Et, puisque Léo n’était pas contaminé, ils avaient eu recours à la bonne vieille méthode dite de l’« insémination artisanale ». Elle se souvenait en grimaçant de ce petit rituel qu’ils avaient répété jusqu’à ce que le dieu de la fertilité condescende à récompenser leurs efforts : la prise de la température le matin au réveil puis, le jour venu, le sperme de Léo qu’ils récupéraient dans un préservatif sans spermicide, aspiraient à l’aide d’une petite seringue sans aiguille avant que Léo lui-même n’injectât sa semence dans le vagin de Christine de la même façon. Heureusement, la troisième tentative avait été la bonne… Pour plus de précautions, elle accoucherait par césarienne. Elle savait aussi qu’elle aurait l’interdiction d’allaiter son enfant.

Ils firent l’amour devant la porte-fenêtre ouverte : n’importe qui passant sur le sentier près de la maison aurait pu les surprendre, mais ils s’en moquaient. Christine le laissa faire, les doigts enfoncés dans ses cheveux. Il plaça un oreiller sous elle et ce fut très doux, très lent — comme cet été qui s’étirait interminablement. Elle se demanda si Léo junior pouvait ressentir ce qui se passait, cette fusion de leurs désirs et de leurs peurs, de leurs espoirs et de leurs craintes — et de l’amour de ses parents. Oui — car, au vrai, ils s’aimaient comme jamais auparavant. La clandestinité dans laquelle elle avait dû vivre pendant des mois — mois durant lesquels il l’avait cachée de tous, y compris de ses propres enfants —, les risques qu’ils avaient pris ensemble, le secret qu’ils partageaient et la présence de Thomas avaient fortifié leur relation au-delà de tout ce qu’ils avaient imaginé. Et puis, elle avait changé. Elle devait bien reconnaître qu’elle était devenue quelqu’un d’autre à travers les épreuves. Et elle était consciente, même si parfois cela lui pesait, que c’était de cette Christine nouvelle que Léo était amoureux.

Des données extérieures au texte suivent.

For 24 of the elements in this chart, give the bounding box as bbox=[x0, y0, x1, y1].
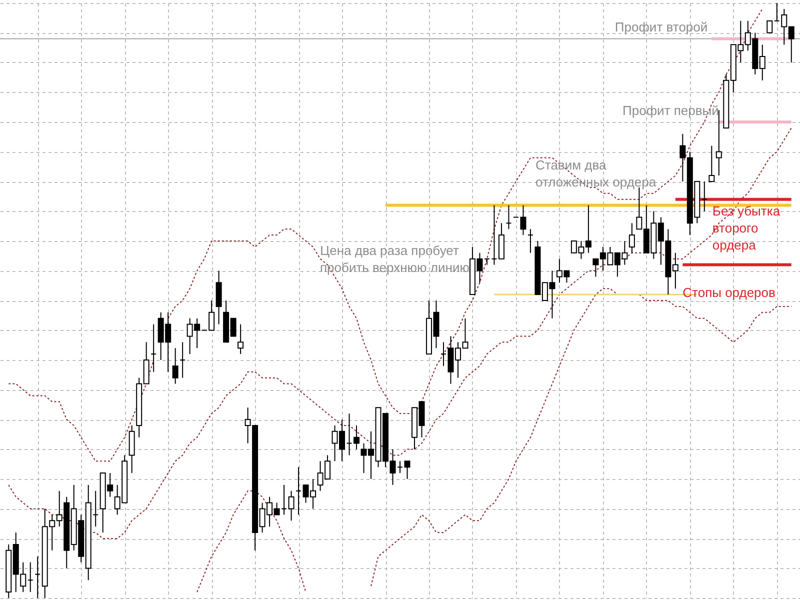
candlestick bbox=[27, 562, 34, 593]
candlestick bbox=[484, 258, 490, 266]
candlestick bbox=[216, 270, 222, 325]
candlestick bbox=[128, 424, 135, 474]
candlestick bbox=[296, 466, 302, 516]
candlestick bbox=[150, 324, 157, 372]
series-label: Профит первый bbox=[622, 103, 719, 118]
candlestick bbox=[288, 490, 294, 522]
candlestick bbox=[527, 228, 534, 254]
candlestick bbox=[701, 181, 708, 212]
series-label: Профит второй bbox=[614, 20, 708, 35]
candlestick bbox=[238, 324, 244, 355]
candlestick bbox=[180, 342, 186, 378]
candlestick bbox=[708, 145, 715, 182]
candlestick bbox=[172, 348, 178, 384]
candlestick bbox=[491, 204, 498, 266]
candlestick bbox=[34, 556, 41, 598]
candlestick bbox=[498, 222, 504, 260]
series-label: Без убытка второго ордера bbox=[712, 203, 781, 252]
candlestick bbox=[766, 20, 773, 34]
candlestick bbox=[506, 204, 512, 230]
candlestick bbox=[628, 222, 635, 254]
series-label: Стопы ордеров bbox=[682, 284, 776, 300]
annotation: Цена два раза пробует пробить верхнюю линию bbox=[320, 243, 470, 275]
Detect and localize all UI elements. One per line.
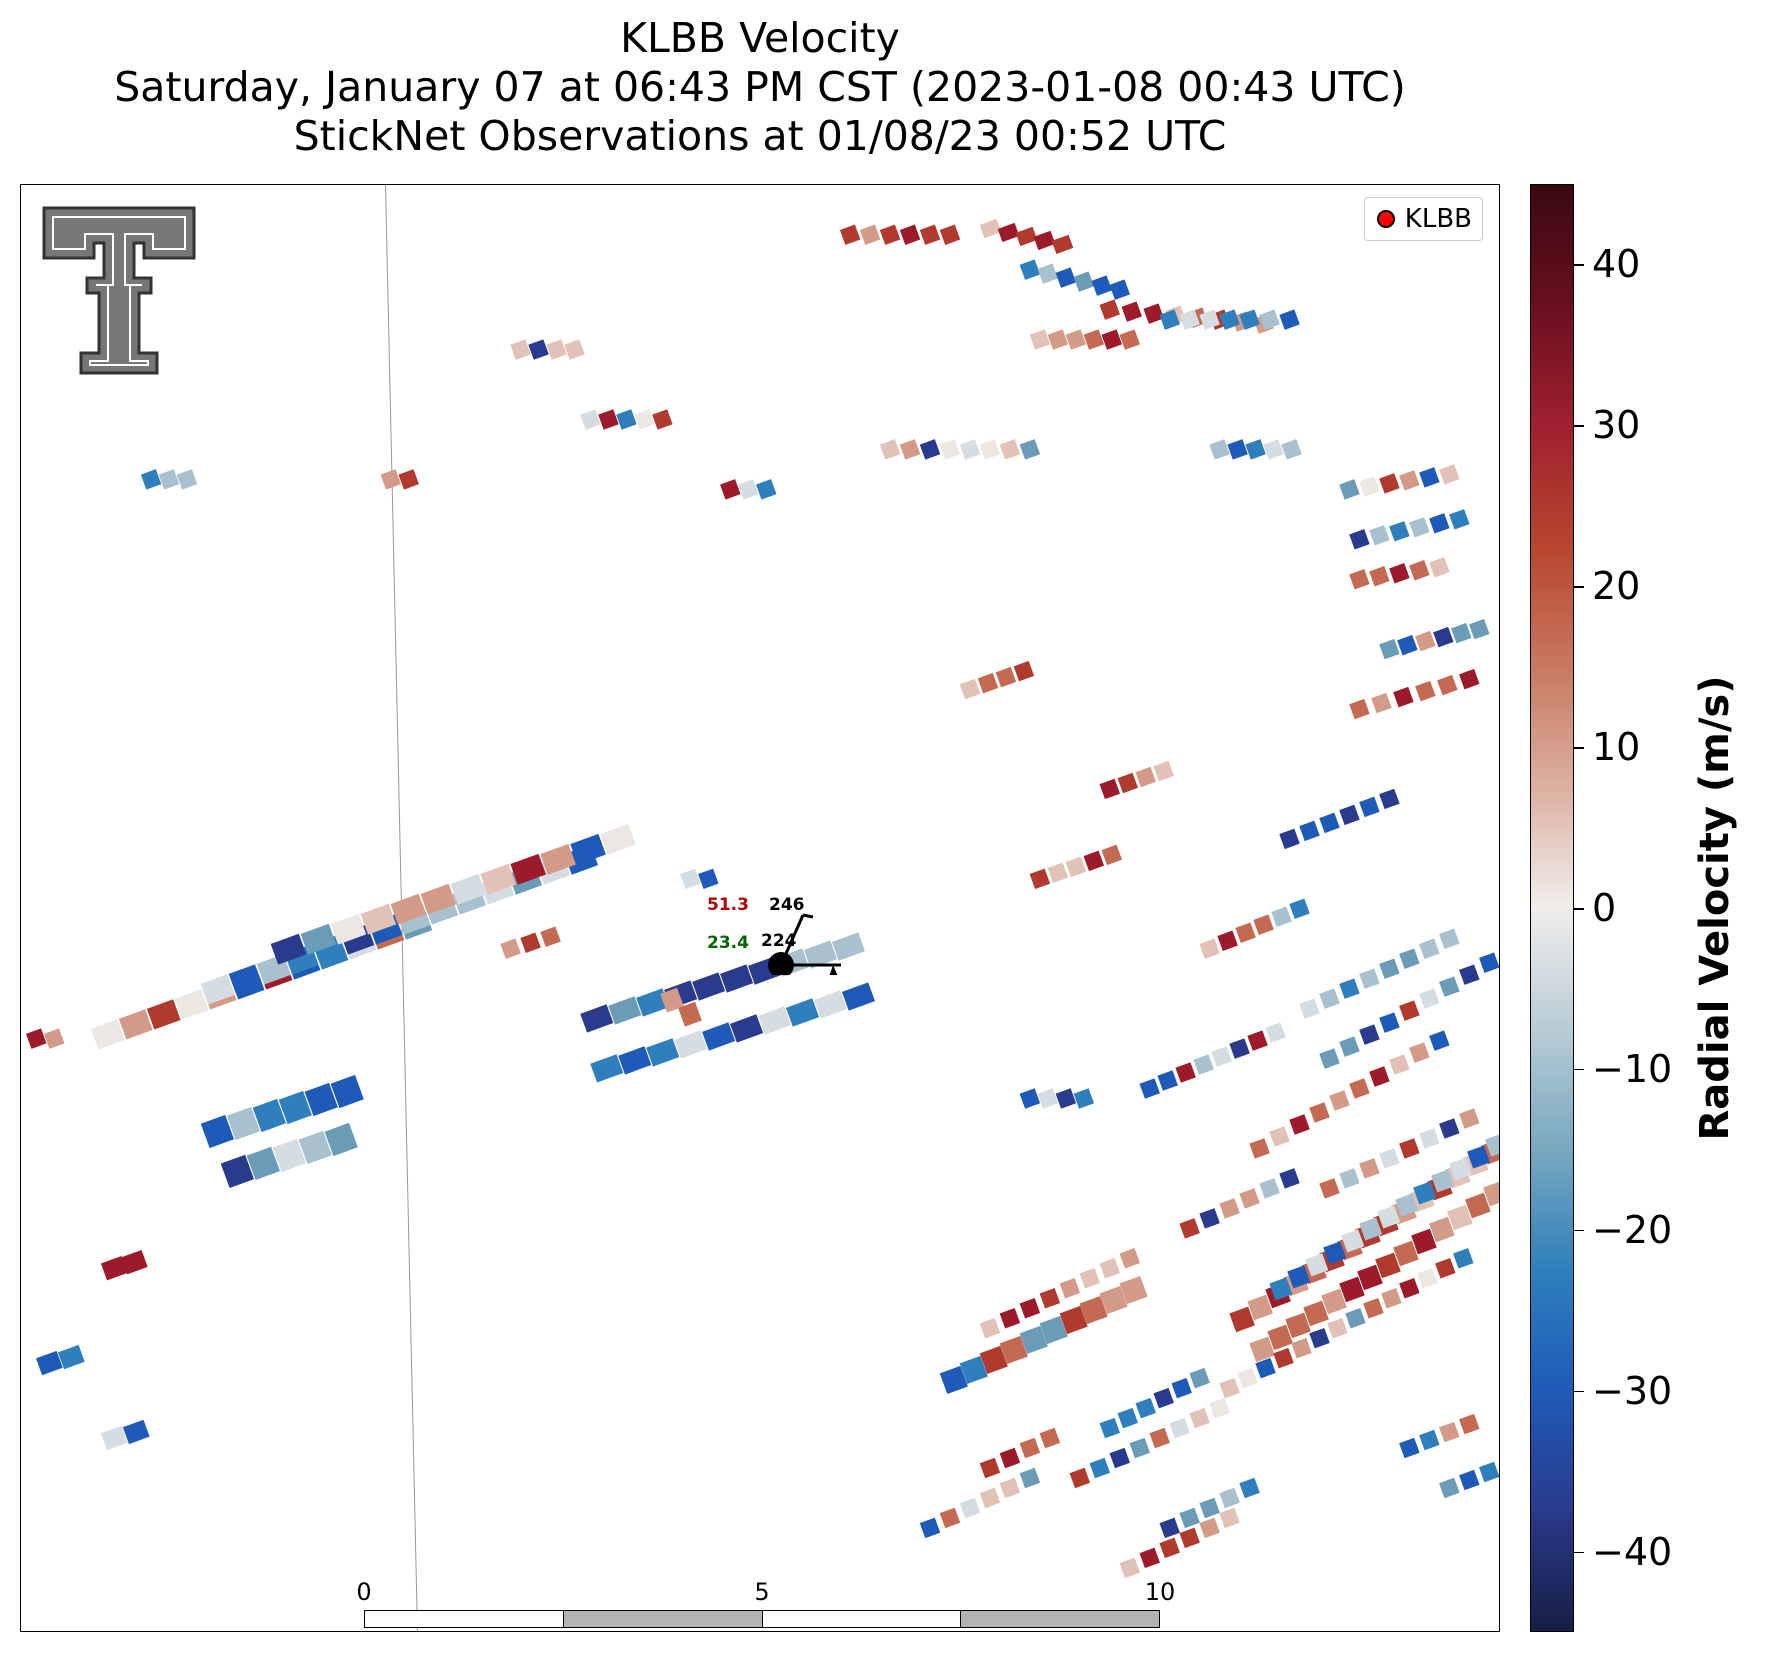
colorbar-tick-label: −20 <box>1592 1207 1673 1252</box>
station-temperature: 51.3 <box>707 895 749 915</box>
legend-label: KLBB <box>1404 204 1472 234</box>
scale-segment <box>563 1611 763 1627</box>
colorbar-tick <box>1574 747 1584 749</box>
colorbar-tick-label: 0 <box>1592 886 1617 930</box>
colorbar-tick <box>1574 586 1584 588</box>
station-dewpoint: 23.4 <box>707 933 749 953</box>
colorbar-tick <box>1574 264 1584 266</box>
colorbar-tick-label: 30 <box>1592 403 1641 448</box>
colorbar-tick-label: 20 <box>1592 564 1641 609</box>
station-wind-id: 224 <box>761 931 797 951</box>
title-line-2: Saturday, January 07 at 06:43 PM CST (20… <box>114 63 1406 111</box>
colorbar-tick <box>1574 1068 1584 1071</box>
colorbar-tick-label: 40 <box>1592 242 1641 287</box>
scale-bar <box>364 1610 1160 1628</box>
double-t-logo-icon <box>39 203 199 378</box>
chart-title: KLBB Velocity Saturday, January 07 at 06… <box>20 14 1500 161</box>
scale-segment <box>961 1611 1159 1627</box>
colorbar-tick-label: −40 <box>1592 1529 1673 1574</box>
colorbar-title: Radial Velocity (m/s) <box>1692 675 1738 1141</box>
colorbar-tick <box>1574 1229 1584 1232</box>
title-line-3: StickNet Observations at 01/08/23 00:52 … <box>293 112 1227 160</box>
colorbar-tick <box>1574 908 1584 910</box>
colorbar-tick <box>1574 1390 1584 1393</box>
scale-tick-5: 5 <box>754 1578 770 1606</box>
scale-tick-10: 10 <box>1144 1578 1176 1606</box>
colorbar-tick <box>1574 1551 1584 1554</box>
title-line-1: KLBB Velocity <box>620 14 900 62</box>
velocity-colorbar <box>1530 184 1574 1632</box>
radar-velocity-field <box>25 185 1499 1631</box>
scale-segment <box>365 1611 564 1627</box>
scale-tick-0: 0 <box>356 1578 372 1606</box>
klbb-marker-icon <box>1376 210 1395 228</box>
colorbar-tick <box>1574 425 1584 427</box>
radar-map[interactable]: KLBB 51.3 246 23.4 224 0 5 10 km <box>20 184 1500 1632</box>
colorbar-tick-label: 10 <box>1592 725 1641 770</box>
scale-segment <box>762 1611 962 1627</box>
colorbar-tick-label: −30 <box>1592 1368 1673 1413</box>
colorbar-tick-label: −10 <box>1592 1046 1673 1091</box>
station-pressure: 246 <box>769 895 805 915</box>
map-legend: KLBB <box>1363 197 1483 241</box>
wind-barb-icon <box>768 913 841 975</box>
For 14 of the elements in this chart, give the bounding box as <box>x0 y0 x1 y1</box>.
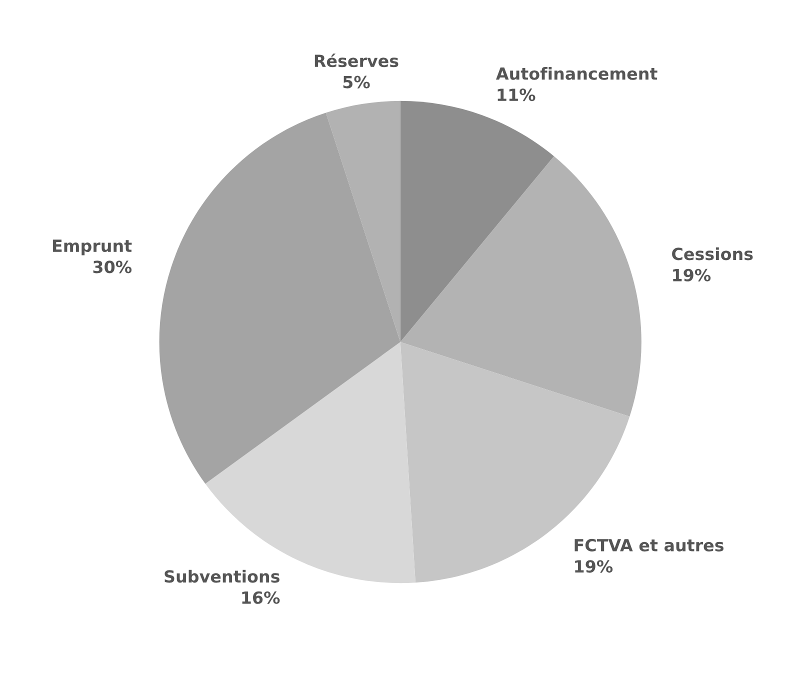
slice-label: FCTVA et autres <box>574 538 724 552</box>
data-label: 11% <box>498 88 536 102</box>
data-label: 5% <box>343 76 370 88</box>
slice-label: Autofinancement <box>496 67 658 80</box>
data-label: 16% <box>242 591 280 604</box>
slice-label: Cessions <box>672 247 753 260</box>
pie-slice <box>159 112 400 484</box>
slice-label: Réserves <box>314 54 398 68</box>
slice-label: Emprunt <box>53 240 132 256</box>
data-label: 30% <box>93 260 132 274</box>
data-label: 19% <box>575 560 613 573</box>
data-label: 19% <box>673 268 711 282</box>
pie-slice <box>400 100 554 342</box>
slice-label: Subventions <box>164 570 280 583</box>
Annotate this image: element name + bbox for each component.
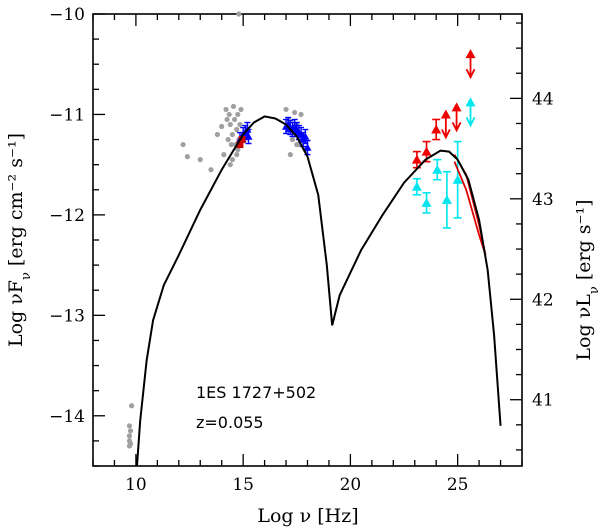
lat-high-upper-limit	[451, 102, 462, 112]
archival-point	[197, 157, 203, 163]
archival-point	[235, 111, 241, 118]
lat-high-upper-limit	[440, 109, 451, 119]
lat-low-point	[441, 194, 452, 204]
archival-point	[234, 152, 240, 158]
archival-point	[229, 131, 236, 138]
y-right-units: [erg s⁻¹]	[573, 199, 595, 286]
lat-low-point	[421, 197, 432, 207]
archival-point	[224, 116, 230, 123]
right-tick-label: 43	[532, 190, 554, 210]
lat-high-point	[411, 154, 422, 164]
right-tick-label: 41	[532, 391, 554, 411]
y-right-sub: ν	[587, 286, 600, 294]
archival-point	[223, 106, 229, 113]
right-tick-label: 42	[532, 290, 554, 310]
lat-high-point	[421, 146, 432, 156]
swift-point	[301, 132, 310, 140]
archival-point	[292, 109, 298, 116]
y-axis-label-left: Log νFν [erg cm⁻² s⁻¹]	[5, 133, 34, 347]
right-tick-label: 44	[532, 89, 554, 109]
y-tick-label: −12	[49, 206, 85, 226]
archival-point	[234, 126, 240, 133]
data-marks	[126, 11, 502, 467]
archival-point	[126, 433, 133, 439]
swift-point	[303, 143, 312, 151]
y-left-sub: ν	[19, 272, 34, 280]
x-axis-label: Log ν [Hz]	[257, 505, 358, 527]
archival-point	[219, 123, 225, 130]
archival-point	[180, 141, 186, 148]
annotation-source: 1ES 1727+502	[196, 383, 316, 402]
swift-point	[244, 132, 253, 140]
x-tick-label: 10	[125, 475, 147, 495]
archival-point	[294, 141, 300, 148]
archival-point	[229, 157, 236, 163]
tick-labels: 10 15 20 25 −14 −13 −12 −11 −10 41 42 43 44	[49, 5, 554, 495]
archival-point	[129, 403, 135, 409]
archival-point	[126, 423, 133, 429]
annotation-redshift: z=0.055	[196, 413, 264, 432]
lat-high-point	[431, 124, 442, 134]
archival-point	[226, 111, 232, 118]
lat-low-upper-limit	[465, 97, 476, 107]
ssc-model-curve	[135, 115, 502, 467]
y-left-units: [erg cm⁻² s⁻¹]	[5, 133, 27, 272]
y-tick-label: −14	[49, 407, 85, 427]
lat-high-upper-limit	[465, 49, 476, 59]
archival-point	[214, 131, 221, 138]
archival-point	[227, 121, 233, 128]
x-tick-label: 15	[232, 475, 254, 495]
lat-low-point	[411, 181, 422, 191]
x-tick-label: 20	[340, 475, 362, 495]
uvot-point	[238, 136, 246, 144]
y-tick-label: −10	[49, 5, 85, 25]
axis-ticks	[92, 13, 523, 467]
archival-point	[184, 154, 190, 160]
y-tick-label: −11	[49, 105, 85, 125]
archival-point	[230, 103, 237, 110]
y-right-main: Log νL	[573, 294, 595, 361]
archival-point	[225, 136, 231, 143]
archival-point	[208, 167, 214, 173]
uvot-point	[236, 141, 244, 149]
archival-point	[127, 441, 134, 447]
x-tick-label: 25	[447, 475, 469, 495]
archival-point	[231, 116, 238, 123]
archival-point	[298, 111, 304, 118]
archival-point	[238, 106, 244, 113]
archival-point	[227, 162, 233, 168]
archival-point	[287, 152, 293, 158]
archival-point	[221, 152, 227, 158]
archival-point	[237, 121, 243, 128]
archival-point	[283, 106, 289, 113]
archival-point	[236, 11, 242, 17]
tev-bowtie	[453, 154, 487, 256]
archival-point	[228, 141, 234, 148]
lat-low-point	[452, 174, 463, 184]
y-tick-label: −13	[49, 306, 85, 326]
y-left-main: Log νF	[5, 280, 27, 347]
archival-point	[289, 136, 296, 143]
archival-point	[235, 147, 241, 153]
y-axis-label-right: Log νLν [erg s⁻¹]	[573, 199, 600, 360]
lat-low-point	[432, 164, 443, 174]
archival-point	[127, 428, 134, 434]
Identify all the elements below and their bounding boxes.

Il se redressa sur un coude et la regarda.

— Tu veux m’épouser ?

— Hein ?

— Tu m’as bien entendu.

— Tu viens à peine de divorcer et tu veux déjà te remarier ?

Il rit.

— Je sais ce que tu penses… (Il cessa de sourire, prit un air sérieux presque comique.) D’ordinaire, les hommes sont fidèles au début et infidèles ensuite. Moi, j’ai commencé par la fin.